I know this will pass. I have been here enough times to know that these phases don't last. But, tonight, in the middle of it, I just feel rotten. I know that none of it is me anyway. It is all you working through me. But, what if you stop working through me? What if I mess up and you can't work through me anymore? This life is worth nothing to me if I can't serve you and accomplish what you have for me. And, that is where I am tonight. Feeling like I don't have the right stuff to do what you want me to do and since I don't, life doesn't feel worth the trouble. 


I am sorry for the drama. I know I have no right to complain. You have done so much for me God. I am truly grateful for all that you have done and do in my life. I am grateful for who you are. I am sorry I have let the doubts get the better of me today. I know that you have already said I am the head and not he tail, that you will make me succeed, that I am a priest and a king.
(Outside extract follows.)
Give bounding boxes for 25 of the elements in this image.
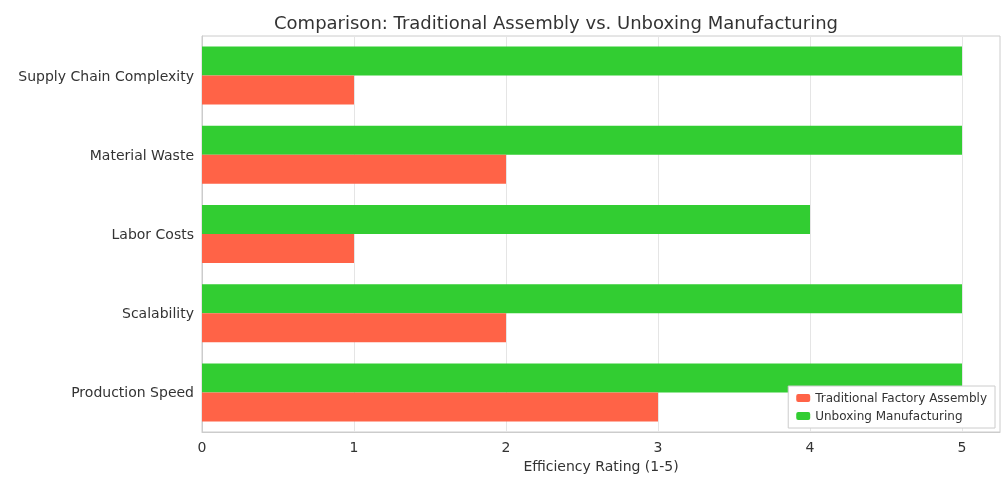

I know that you have said that I can do all things through you. God, I am trying to encourage myself and look at how you see me. I am not doing a very good job of believing it tonight. Help please.


What God Said Tonight:
It is transition time again. You always get unsure of yourself in transitions. It is normal but it is not necessary. Stop worrying about what you can and cannot do. Start remembering what I can do. 


In this next season after the transition, you will have to lean on me even more. I will be asking you to do many things that are beyond your ability to do them. You will need to turn to me for every one of them. I have gifted you with many talents and you have used them all for my Kingdom. I cannot tell you how much that has meant to me. Now, it is time for the next level. Now it is time for you to trust me to do what I have promised. Now it is time for you to rely on me for every step and every accomplishment. 


I have some very specific ideas about how we are to move forward and I will guide and direct you through it all. Your job right now is to let go of the notion that you have to do it all. You only have to show up and I will take care of every other step as it is needed. As I have so many times in your past, when you need a new skill, I will give it to you. When you need people to help, I will bring them around you. When you need strength I will give you mine. 


Trust in me, not in yourself. You will let you down. Not because you want to but because you are limited. I am not. I love you daughter. Watch during the next couple of weeks and note all of the changes. Know that I have equipped you for it all. Peace I give to you tonight.

1 comment:

  1. John 9:3
    Jesus said, "You're asking the wrong question. You're looking for someone to blame. There is no such cause-effect here. Look instead for what God can do. We need to be energetically at work for the One who sent me here, working while the sun shines. When night falls, the workday is over. For as long as I am in the world, there is plenty of light. I am the world's Light."